Coffeehouse Thread

11 posts

Forum Read Only

This forum has been made read only by the site admins. No new threads or comments can be added.

Proposal for Windows 8 - Application Scopes

Back to Forum: Coffeehouse
  • User profile image
    W3bbo

    Users of IIS will no-doubt be familar with the concept of an application scope: which is basically a subtree of the filesystem where any page, script, or executable contained within counts as being part of that "application".

     

    I think the concept can be applied to desktop programs too, where each application's directory under Program Files would be marked as its own application scope, and all executables contained within can run under its own security principal which gives users more control, remedies problems associated with UAC, and more stuff besides. For instance users might prohibt all programs from editing their files, in case of things like ransomware, or reading files in certain directories (like banking details).

     

    The idea being than an application is freely able to alter the filesystem in its own directory, which means an end to the misuse of the ProgramData directory on Vista/Win7 as a "UAC-free" version of Program Files (which defeats the point of UAC to avoid program file modification in the first place).

     

    This idea could be combined with an overhauled package management system which makes things easier for program installation, management, security, and uninstallation. Kind of like Apple's .app system, but on steroids.

     

    Discuss.

  • User profile image
    Cannot​Resolve​Symbol

    Sounds a lot like the iPhone sandbox.

  • User profile image
    Cream​Filling512

    Yeah I think Windows could benefit from a stronger application model.  All the technologies are pretty much there I think, it's just not really tied together in a monolithic way.

  • User profile image
    spivonious

    Sounds like a great idea to me. I'd also include the AppData folder in the sandbox.

  • User profile image
    littleguru

    Would apps opt into this?
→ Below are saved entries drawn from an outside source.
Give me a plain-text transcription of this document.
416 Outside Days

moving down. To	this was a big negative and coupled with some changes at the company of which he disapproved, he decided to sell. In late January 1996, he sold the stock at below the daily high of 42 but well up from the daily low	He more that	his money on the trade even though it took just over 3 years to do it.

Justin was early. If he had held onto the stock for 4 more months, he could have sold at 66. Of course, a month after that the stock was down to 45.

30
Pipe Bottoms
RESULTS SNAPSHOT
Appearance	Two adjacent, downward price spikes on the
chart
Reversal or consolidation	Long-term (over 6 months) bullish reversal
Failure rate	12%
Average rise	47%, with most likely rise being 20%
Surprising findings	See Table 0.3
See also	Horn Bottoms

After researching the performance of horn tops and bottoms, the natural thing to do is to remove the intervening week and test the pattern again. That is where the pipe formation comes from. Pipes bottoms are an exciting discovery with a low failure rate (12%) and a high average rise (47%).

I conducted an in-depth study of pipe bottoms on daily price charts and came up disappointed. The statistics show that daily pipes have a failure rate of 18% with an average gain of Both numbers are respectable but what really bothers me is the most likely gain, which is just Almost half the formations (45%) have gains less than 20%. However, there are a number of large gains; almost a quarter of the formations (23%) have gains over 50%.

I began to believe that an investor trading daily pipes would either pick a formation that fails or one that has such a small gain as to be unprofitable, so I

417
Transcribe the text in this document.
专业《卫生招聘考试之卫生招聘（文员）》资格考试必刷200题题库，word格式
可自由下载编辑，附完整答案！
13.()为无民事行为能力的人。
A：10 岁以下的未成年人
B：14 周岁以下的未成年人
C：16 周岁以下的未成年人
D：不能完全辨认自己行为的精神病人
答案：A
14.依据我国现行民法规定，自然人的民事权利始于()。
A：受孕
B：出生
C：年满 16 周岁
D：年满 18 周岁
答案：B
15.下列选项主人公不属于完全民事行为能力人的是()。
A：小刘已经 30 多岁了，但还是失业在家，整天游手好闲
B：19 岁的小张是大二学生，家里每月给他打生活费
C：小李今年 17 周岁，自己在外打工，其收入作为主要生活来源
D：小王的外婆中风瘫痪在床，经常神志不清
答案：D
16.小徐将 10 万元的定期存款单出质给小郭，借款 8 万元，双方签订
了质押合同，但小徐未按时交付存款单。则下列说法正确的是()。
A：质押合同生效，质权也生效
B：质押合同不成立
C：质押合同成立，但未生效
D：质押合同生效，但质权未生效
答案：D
I can see a lot of existing applications break because of this enforcement... Not that I say it's not an interesting idea... I guess there could be a lot done to make application behave nicer. But there are a lot of open questions like, e.g. how would you handle multiple users? Do you have the C:\users folders spread out over all the application directories? What about saving files... are you allowed to save files to C:\users\signed in user?

  • User profile image
    elmer

    Sounds a bit like Sandboxie - www.sandboxie.com

  • User profile image
    Cyonix

    This sounds like a great idea. Although i agree with littelguru that backwards compatibility would present an interesting challenge.

     

    Perhaps old applications could keep the "Program Files" directory and a new directory called "Applications" could be created in the root folder.

     

    Or you could even have an "Applications" directory in both the root folder and the users folder. Then if an application like Google Chrome wants to only install for the user, it could do so without stuffing its self under AppData.

  • User profile image
    AndyC

    I'm not sure why you think using ProgramData to store system-wide shared state for an app is abusing it, that's what it is there for. And since it's not flagged as a "trusted location" you aren't circumventing UAC either.

  • User profile image
    littleguru

    My problem is that if you make something like this opt in nobody will actually opt in. Or a small minority. If you enforce it tons of apps break and that version of Windows is going to be even less well received than Vista... 

  • User profile image
    W3bbo

    AndyC said:

    I'm not sure why you think using ProgramData to store system-wide shared state for an app is abusing it, that's what it is there for. And since it's not flagged as a "trusted location" you aren't circumventing UAC either.

    AndyC: I read documents from Microsoft that suggested for MMOs and other games that require constant patching that they just put all their files in ProgramData so they don't require UAC elevation to self-patch. This includes the executable program code, not just game assets.

     

    Except if that's the case, why not just install all programs to ProgramData to avoid all UAC prompts?

     

    But if you do that, you lose the benefit of protection from malware-modified program files.

  • User profile image
    W3bbo

    littleguru said:

    My problem is that if you make something like this opt in nobody will actually opt in. Or a small minority. If you enforce it tons of apps break and that version of Windows is going to be even less well received than Vista... 

    You could use heuristics to enforce this right now: assume that each directory under %programfiles% containing an executable is an application scope, and monitor filesystem changes made by installers. The monitoring that Application Mode Terminal Services already does is considerably more complicated.

Conversation locked

This conversation has been locked by the site admins. No new comments can be made.